In the age of Google, of course, any yahoo in HR can do a background check–of sorts. But Springer’s checks transcend that level. Of course, his staff of two dozen might begin with the web, trawling Facebook or old newspaper clips. But he also looks at legal histories, finding, for instance, cases in which the candidate has settled–“stuff that won’t show up on legal records,” but is meaningful to an employer as it might signal a lawsuit-happy candidate. In 29% of cases, he digs up something “significant,” he says–such as a CFO candidate who’s filed for personal bankruptcy (bet that bit wasn’t high up on the resumé).

You IT guys think you’re exempt from the probing eye?

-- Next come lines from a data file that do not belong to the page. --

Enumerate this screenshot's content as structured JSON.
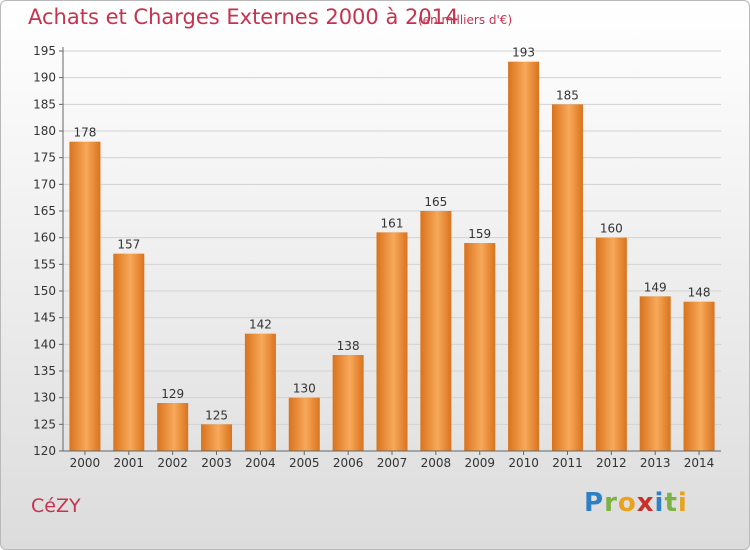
{
  "header": {
    "title": "Achats et Charges Externes 2000 à 2014",
    "subtitle": "(en milliers d'€)"
  },
  "footer": {
    "commune": "CéZY",
    "logo": {
      "letters": [
        "P",
        "r",
        "o",
        "x",
        "i",
        "t",
        "i"
      ],
      "colors": [
        "#2e7fc4",
        "#7bb342",
        "#e8a21b",
        "#c9302c",
        "#2e7fc4",
        "#7bb342",
        "#e8a21b"
      ]
    }
  },
  "colors": {
    "bar_light": "#f7a95a",
    "bar_dark": "#d9731d",
    "grid": "#d2d2d2",
    "axis": "#666666",
    "text": "#333333",
    "accent": "#c7324f"
  },
  "chart_data": {
    "type": "bar",
    "title": "Achats et Charges Externes 2000 à 2014",
    "subtitle": "(en milliers d'€)",
    "categories": [
      "2000",
      "2001",
      "2002",
      "2003",
      "2004",
      "2005",
      "2006",
      "2007",
      "2008",
      "2009",
      "2010",
      "2011",
      "2012",
      "2013",
      "2014"
    ],
    "values": [
      178,
      157,
      129,
      125,
      142,
      130,
      138,
      161,
      165,
      159,
      193,
      185,
      160,
      149,
      148
    ],
    "ylim": [
      120,
      195
    ],
    "yticks": [
      120,
      125,
      130,
      135,
      140,
      145,
      150,
      155,
      160,
      165,
      170,
      175,
      180,
      185,
      190,
      195
    ],
    "grid": true,
    "legend": "none"
  }
}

Think again. “Lately, that’s one of the biggest problems,” Springer sighs. Employers don’t consider the geek squad key employees. “And yet, they have the keys to the kingdom, don’t they? They can access the CEO’s e-mail if they want to.” His group spends a lot of time vetting IT candidates resumés for fakeries; phony online degrees are big. “They say they have a master’s when in fact they just paid some guy for it online,” he says.

If you don’t have any skeletons in your closet, you’re home free. But if you do? “The absolute best thing you can do,” says Springer, “is come clean in the interview process.” He cites the case of one CEO candidate whose approval for the job was one rubber stamp from the board away. Springer found an arrest–for domestic violence. When Springer sat down with the exec, he quickly owned up, then explained his side: his former wife had called the cops during an angry spat, and had since dropped any charges. After confirming the information with the ex, Springer cleared the exec for approval.

“Look,” he says. “We’re going to find out anyway. There are always two sides to the story–wouldn’t you rather we hear yours?”